The neural strategies for movements of the lower extremities for landings from different landing heights in trained half-pipe snowboarders are not well known. We observed changes in brain activity as measured by electroencephalography (EEG) and lower limb muscle activity as measured by electromyography (EMG) in trained and untrained half-pipe snowboarders landing from different heights (30 and 60 cm). There were 12 trained male half-pipe snowboarders (HS) and 12 untrained participants (UP). We recorded EEG signals during motor preparation prior to dropping and EMG signals from right lateral rectus femoris (RF), tibialis anterior (TA), and gastrocnemius lateralis (GL) muscles during landings. Generally, theta power in the frontal cortex significantly increased in the preparation period compared to the resting state, while the alpha 1 and alpha 2 power values in central and parietal cortical areas decreased as dropping heights increased. Additionally, the HS group displayed greater magnitudes of change in power values in three frequency bands compared to the UP group.
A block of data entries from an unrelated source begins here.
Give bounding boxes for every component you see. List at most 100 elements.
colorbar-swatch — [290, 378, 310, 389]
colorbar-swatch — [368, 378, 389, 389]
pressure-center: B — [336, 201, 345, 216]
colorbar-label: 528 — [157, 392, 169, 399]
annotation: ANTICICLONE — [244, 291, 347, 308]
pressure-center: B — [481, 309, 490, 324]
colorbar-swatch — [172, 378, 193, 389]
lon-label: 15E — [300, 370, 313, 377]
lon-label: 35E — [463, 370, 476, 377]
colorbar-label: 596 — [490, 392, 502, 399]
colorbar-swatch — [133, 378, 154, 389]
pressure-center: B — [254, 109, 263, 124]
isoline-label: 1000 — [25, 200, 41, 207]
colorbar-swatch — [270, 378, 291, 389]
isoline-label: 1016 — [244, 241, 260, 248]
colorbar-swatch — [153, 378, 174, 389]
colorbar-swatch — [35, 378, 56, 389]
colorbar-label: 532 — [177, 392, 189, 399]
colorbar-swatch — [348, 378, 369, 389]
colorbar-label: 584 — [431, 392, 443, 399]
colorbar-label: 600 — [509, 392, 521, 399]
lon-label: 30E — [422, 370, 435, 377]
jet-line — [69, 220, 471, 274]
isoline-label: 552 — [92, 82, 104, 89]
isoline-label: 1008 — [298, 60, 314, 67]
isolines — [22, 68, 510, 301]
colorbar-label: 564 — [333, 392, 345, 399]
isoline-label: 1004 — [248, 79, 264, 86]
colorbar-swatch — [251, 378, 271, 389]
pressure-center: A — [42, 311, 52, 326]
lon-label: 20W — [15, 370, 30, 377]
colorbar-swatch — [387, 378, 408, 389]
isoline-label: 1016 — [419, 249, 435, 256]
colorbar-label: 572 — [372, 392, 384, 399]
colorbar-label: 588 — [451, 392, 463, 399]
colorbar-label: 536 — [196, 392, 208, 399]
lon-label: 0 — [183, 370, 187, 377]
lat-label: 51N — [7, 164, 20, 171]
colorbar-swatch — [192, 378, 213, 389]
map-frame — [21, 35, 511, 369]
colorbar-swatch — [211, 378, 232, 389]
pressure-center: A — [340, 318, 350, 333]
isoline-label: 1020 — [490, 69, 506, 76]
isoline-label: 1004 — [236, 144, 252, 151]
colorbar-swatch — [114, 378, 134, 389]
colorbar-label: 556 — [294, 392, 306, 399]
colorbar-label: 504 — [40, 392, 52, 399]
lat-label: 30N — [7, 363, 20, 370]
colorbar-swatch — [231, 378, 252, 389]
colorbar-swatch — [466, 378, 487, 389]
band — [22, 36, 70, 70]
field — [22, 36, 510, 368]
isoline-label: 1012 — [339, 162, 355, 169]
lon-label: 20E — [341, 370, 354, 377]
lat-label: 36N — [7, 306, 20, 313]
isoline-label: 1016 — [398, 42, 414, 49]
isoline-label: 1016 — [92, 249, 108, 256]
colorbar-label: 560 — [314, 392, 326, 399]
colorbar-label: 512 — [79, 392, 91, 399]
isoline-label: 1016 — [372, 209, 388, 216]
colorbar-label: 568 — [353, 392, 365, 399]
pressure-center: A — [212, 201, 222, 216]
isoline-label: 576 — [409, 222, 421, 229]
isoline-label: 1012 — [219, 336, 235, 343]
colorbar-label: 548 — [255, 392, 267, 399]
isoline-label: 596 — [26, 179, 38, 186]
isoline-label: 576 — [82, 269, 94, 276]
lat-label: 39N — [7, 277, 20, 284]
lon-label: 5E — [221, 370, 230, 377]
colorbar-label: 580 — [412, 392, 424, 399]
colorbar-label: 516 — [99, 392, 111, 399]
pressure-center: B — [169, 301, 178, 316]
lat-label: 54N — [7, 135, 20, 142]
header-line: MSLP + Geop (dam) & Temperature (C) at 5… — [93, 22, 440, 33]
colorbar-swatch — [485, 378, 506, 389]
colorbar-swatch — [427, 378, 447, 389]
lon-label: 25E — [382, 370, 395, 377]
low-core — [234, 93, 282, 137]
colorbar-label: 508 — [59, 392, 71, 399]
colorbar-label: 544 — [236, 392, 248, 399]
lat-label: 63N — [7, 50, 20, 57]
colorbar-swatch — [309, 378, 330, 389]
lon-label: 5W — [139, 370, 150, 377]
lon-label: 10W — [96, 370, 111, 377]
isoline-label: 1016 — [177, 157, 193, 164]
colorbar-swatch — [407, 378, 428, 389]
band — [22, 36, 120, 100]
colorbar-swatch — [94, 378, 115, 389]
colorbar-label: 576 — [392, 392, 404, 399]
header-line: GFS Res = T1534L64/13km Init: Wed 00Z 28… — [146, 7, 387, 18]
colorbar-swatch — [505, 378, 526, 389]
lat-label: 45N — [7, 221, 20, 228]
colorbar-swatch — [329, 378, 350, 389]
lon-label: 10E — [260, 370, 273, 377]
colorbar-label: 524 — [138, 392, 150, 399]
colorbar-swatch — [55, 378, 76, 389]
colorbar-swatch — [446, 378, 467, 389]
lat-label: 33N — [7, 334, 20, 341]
The HS group (relative to UP group) also showed higher normalized EMG amplitudes for RF and GL during contact, especially at 60 cm. The HS group (relative to the UP group) presented lower antagonist EMG activity and a higher GL/TA ratio at the 60 cm dropping height. Long-term specialized training might lead to greater neural modulation of predictive sensorimotor control and specific neuromuscular activation patterns during landing.